A reporting query was fast for months, then suddenly picked a nested-loop join over a hash join and went from 200 ms to 40 s after a data-import spike. EXPLAIN ANALYZE shows the planner expected 12 rows from one branch but got 2.1 million. Root cause and first durable fix?
You move the app behind PgBouncer in transaction mode to survive a connection storm. Immediately the app errors that prepared statements do not exist, and a SET search_path you ran at connect time no longer sticks. Why?
You must rename a hot column from `email` to `email_address` on a 500M-row table with zero downtime while old and new app code run side by side during a rolling deploy. Which sequence is correct?
A multi-tenant SaaS hits write limits on a single Postgres. The team proposes hash-sharding on a `country` column. Three tenants in one country drive 70% of traffic. What goes wrong, and what is the better shard key?

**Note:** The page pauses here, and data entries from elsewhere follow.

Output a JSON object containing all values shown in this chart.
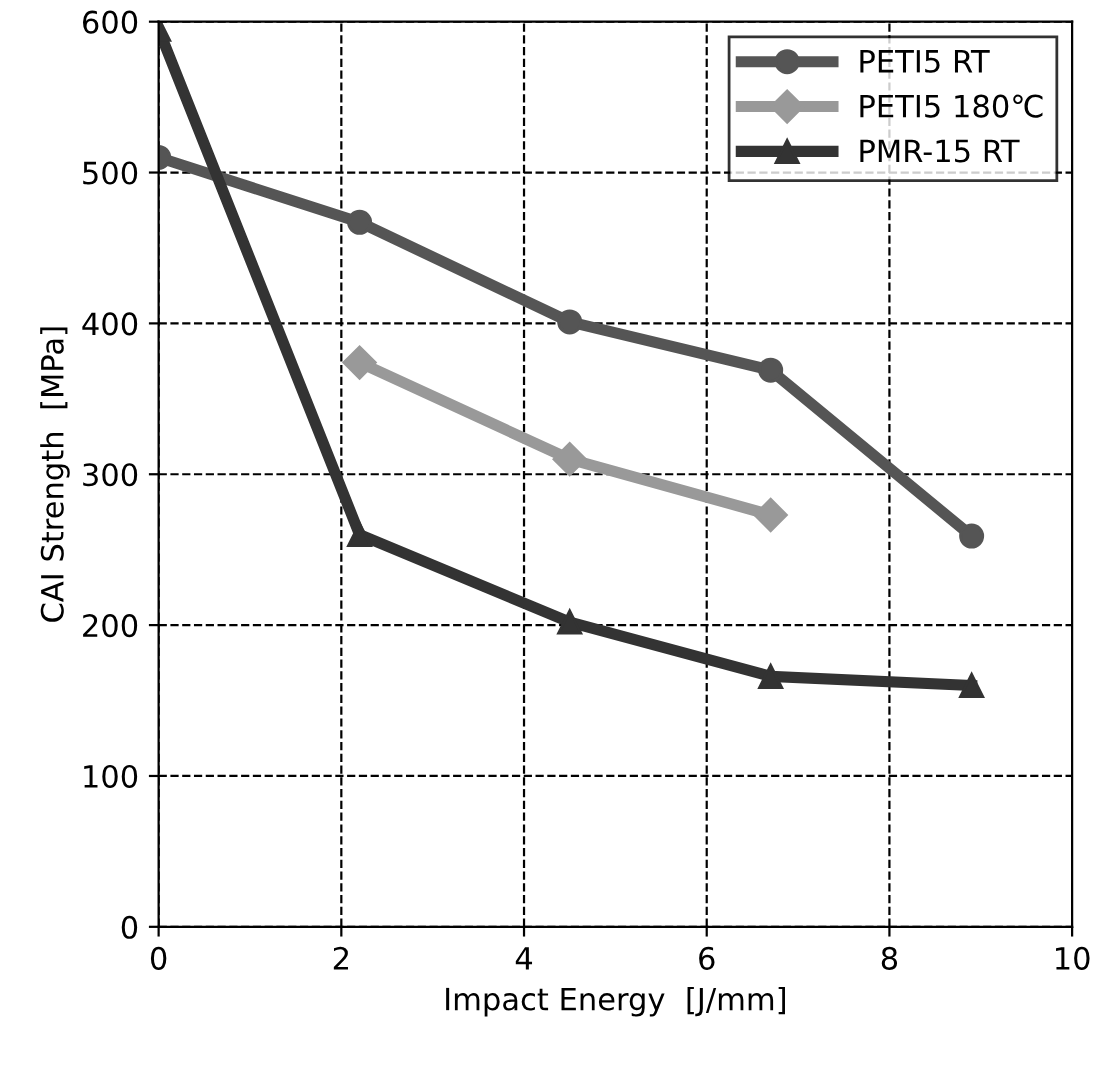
{
  "chart_data": {
    "type": "line",
    "xlabel": "Impact Energy  [J/mm]",
    "ylabel": "CAI Strength  [MPa]",
    "xlim": [
      0,
      10
    ],
    "xticks": [
      0,
      2,
      4,
      6,
      8,
      10
    ],
    "ylim": [
      0,
      600
    ],
    "yticks": [
      0,
      100,
      200,
      300,
      400,
      500,
      600
    ],
    "grid": true,
    "legend": "top right",
    "line_style": "solid",
    "series": [
      {
        "name": "PETI5 RT",
        "color": "#555555",
        "marker": "circle",
        "x": [
          0,
          2.2,
          4.5,
          6.7,
          8.9
        ],
        "values": [
          510,
          467,
          401,
          369,
          259
        ]
      },
      {
        "name": "PETI5 180℃",
        "color": "#999999",
        "marker": "diamond",
        "x": [
          2.2,
          4.5,
          6.7
        ],
        "values": [
          374,
          310,
          273
        ]
      },
      {
        "name": "PMR-15 RT",
        "color": "#333333",
        "marker": "triangle",
        "x": [
          0,
          2.2,
          4.5,
          6.7,
          8.9
        ],
        "values": [
          595,
          260,
          202,
          166,
          160
        ]
      }
    ]
  }
}
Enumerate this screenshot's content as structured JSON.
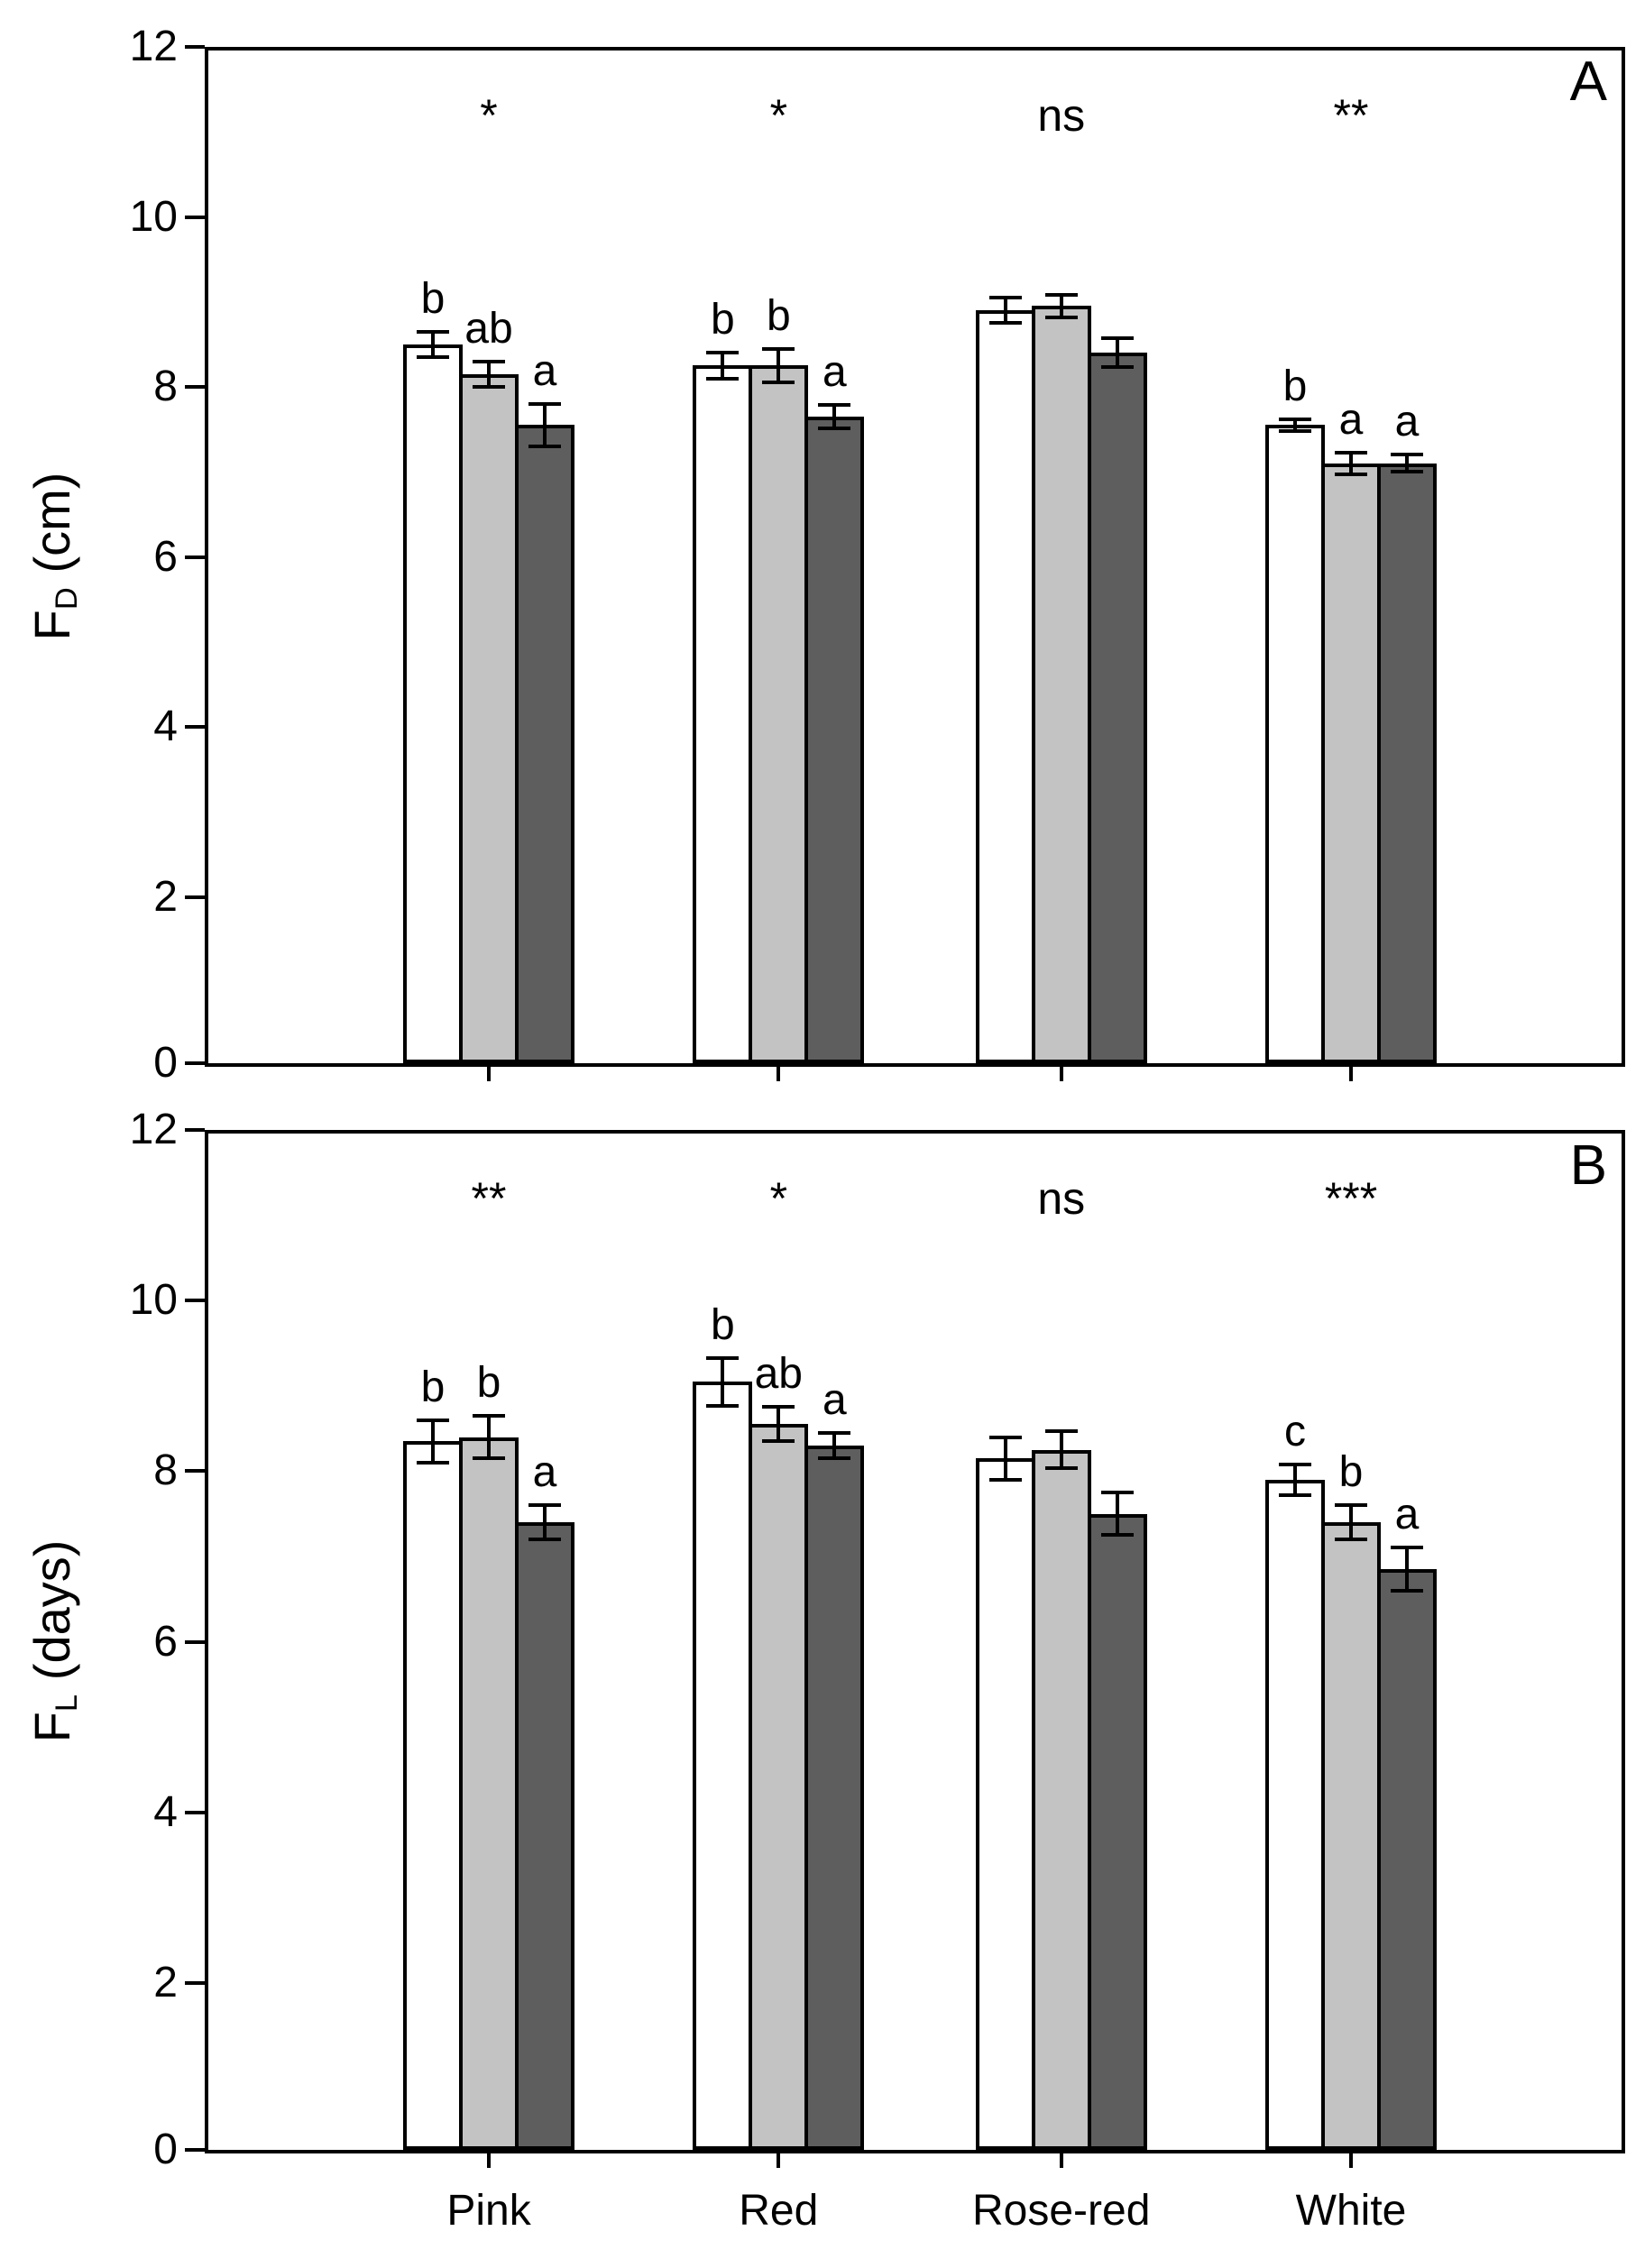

The track is one decision tree applied to a growing product: model the schema for integrity first, add the index whose leading column matches the access pattern, read the plan to catch row-estimate errors before they cascade, keep transactions short so MVCC can vacuum, size and mode the pool to survive connection storms, decompose every breaking change into expand-contract phases, and reach for sharding only after a high-cardinality, co-locating shard key is chosen and every cheaper lever is spent. Each failure mode resolves back to one question: which layer is the bottleneck, and what is the cheapest lever that fixes it?